' ' Cinema Romantico: 99 Homes

Monday, November 16, 2015

99 Homes

In a way, Ramin Bahrani’s “99 Homes” is just an update on Oliver Stone’s 1980’s famous financial opus, but with Orlando and the fraught late aughts real estate market standing in for the wiles of “Wall Street.” But if Stone was intent to glamorize such fiscal malfeasance, as was Martin Scorsese in his garish and entertaining chronicling of Wall Street’s most notorious Wolf, Bahrani never lets such spectacular excess creep into his work. Yes, there are finely cut suits and McMansions and even one brief drug-fueled bacchanal, but everything feels empty, hollowed out, strictly joyless, even a marriage to a pretty young girl mentioned only in regards to “taxes”. This is mirrored in the performance of Michael Shannon. His infamous grimace here communicates that greed isn’t so much good as the only choice. Either you die homeless or live long enough to become a white collar criminal.

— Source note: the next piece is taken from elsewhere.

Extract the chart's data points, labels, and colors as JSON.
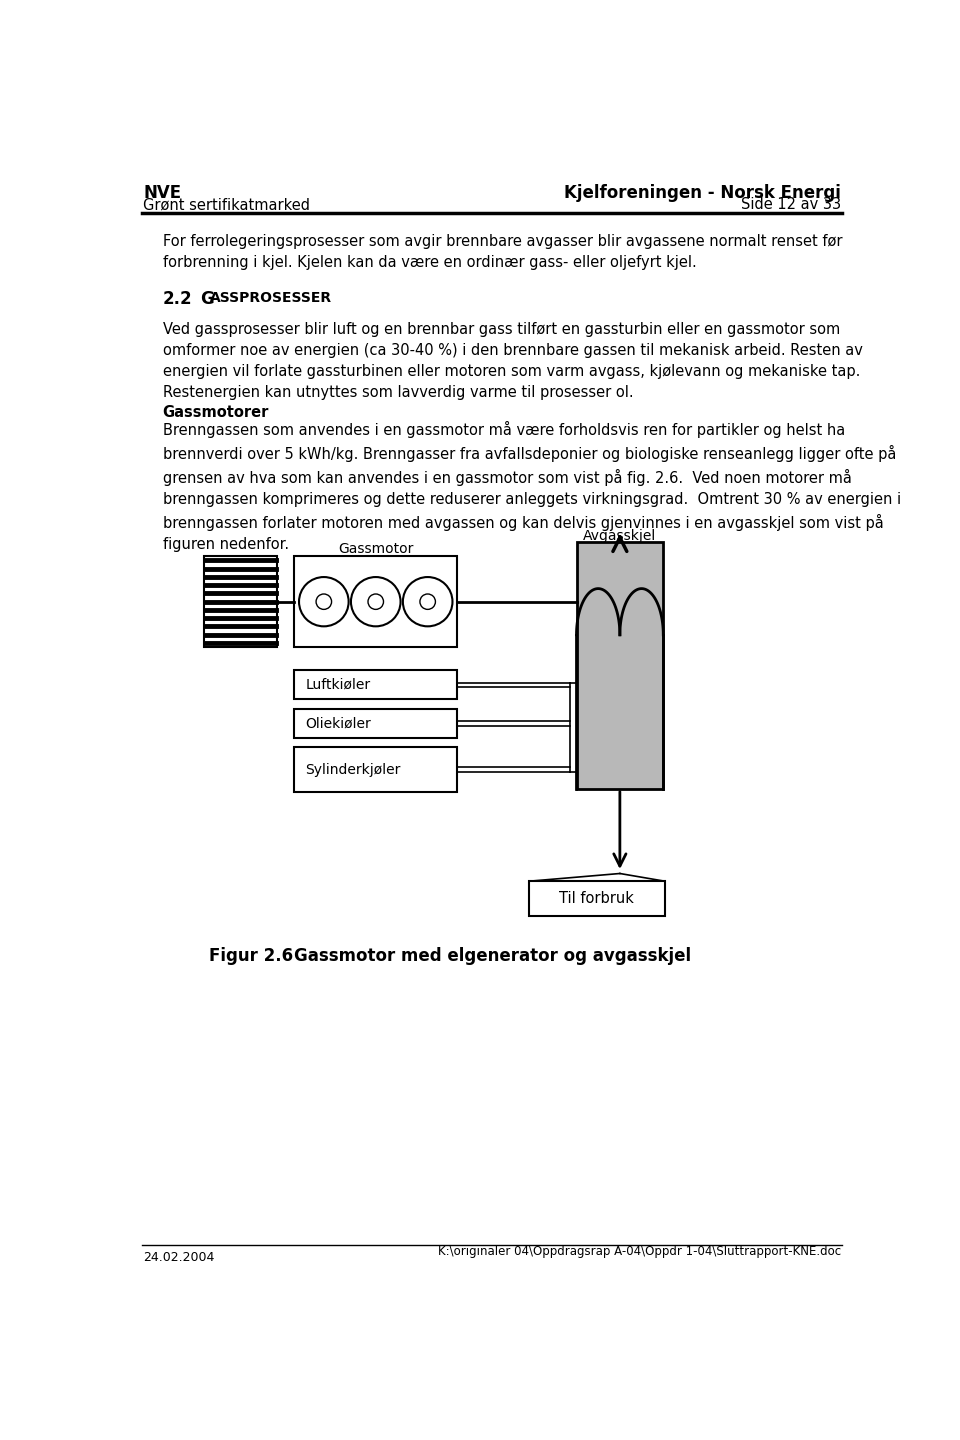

Shannon’s Rick Carver is the devil in a white linen jacket, ruthless mortgage broker skulking around central Florida evicting people from their foreclosed homes. His unwilling accomplice becomes a young construction worker, Dennis Nash (Andrew Garfield), who has his home taken by Carver in a scene of extraordinarily emotionally charged filmmaking in which Bahrani’s neo-realism roots are on full, squirm-inducing display. The sequence is not trumped up and the tragedy is not built to or belabored; it just happens, swiftly. One minute, it’s the home Dennis and his young son (Noah Lomax) and mother (Laura Dern) have lived in all their lives. The next, everything they own is out on the curb. The casual callousness in Carver’s voice - "It's not your home, son" - is terrifying, mirroring the helplessness of the Nash family, made that much more helpless by their standard-issue pleas of how the whole thing must be a mix-up. By starting this scene with Carver and then segueing to the Nash’s, we see it as much through Carver’s eyes, which makes Nash’s pleas sound as empty to our ears as they do to his. These are the things everyone says. Carver hardly even hears them.

The Nash’s are forced to move to a kind of modern shantytown, an apartment complex strewn with other poor souls on whom the evil bank foreclosed, unable to find a way out with no cash and no credit. Dennis not only needs to get his family out, he needs to get his family back to their family home, and this becomes a lesson “99 Homes” imparts with impressively clear eyes. Carvel councils his young charge not to view that home of so much history through any kind of nostalgic lens because in this world, every home is just a box. “Small boxes and large boxes.” That’s it. Either they make you money or lose all you have.

Sensing a work ethic in Dennis, or, more likely, an acute desperation which he could exploit, Carver brings the young father into his business, showing him the ropes and giving him increasing amounts of responsibility. Before long, Dennis is going to other people’s homes and foreclosing on them, becoming the same sort of person he wanted so desperately to beat to a pulp. Perhaps the parallels between good Dennis and evil Dennis are on the nose, but the point Bahrani draws out of these encounters and Dennis’s newfound cash inflow and sense of purpose are no less effective. In the view of “99 Homes” the middle class is slowly being squeezed out, leaving only rich or poor, no in-between, and you gotta pick side.

This is the real message delivered by Carver. At first, he might seem a simple villain, vaping, dressed to the nines. But then he dispassionately delivers an impassioned speech, revealing that his roots, in construction and roofing, were no different than Nash’s, and upon realizing America was trending toward giving up on his kind, Carver made the choice not to get left behind. And while Garfield does fine work, effectively evincing a man who seems to be in quicksand every moment of the day, even when he's making good, selling his soul even as he reaches the point where he can finally buy back his home, it is Shannon’s gripping turn, effusing a nasty faith in Darwinism, that epitomizes “99 Homes” and the place where this strange new millennium America has found itself.

Still, even that isn’t so simple, and “99 Homes”, its narrative wrap-up perhaps a bit too neat, working a little too much like literary clockwork, provides an obvious reckoning for Carver that winds up not being so obvious at all. Shannon does not play it enraged; he plays it...relieved. Deep down, a heart beats still. The truth sets him free. Though Bahrani views the world in the context of “99 Homes” as incredibly black and white, he also does not see this as an excuse for unethical behavior, which fashions a dilemma that seems practically unsolvable. Perhaps in a world where morals have run amok in the name of more (and more) money, all you can hope to achieve in the end is a clear conscience.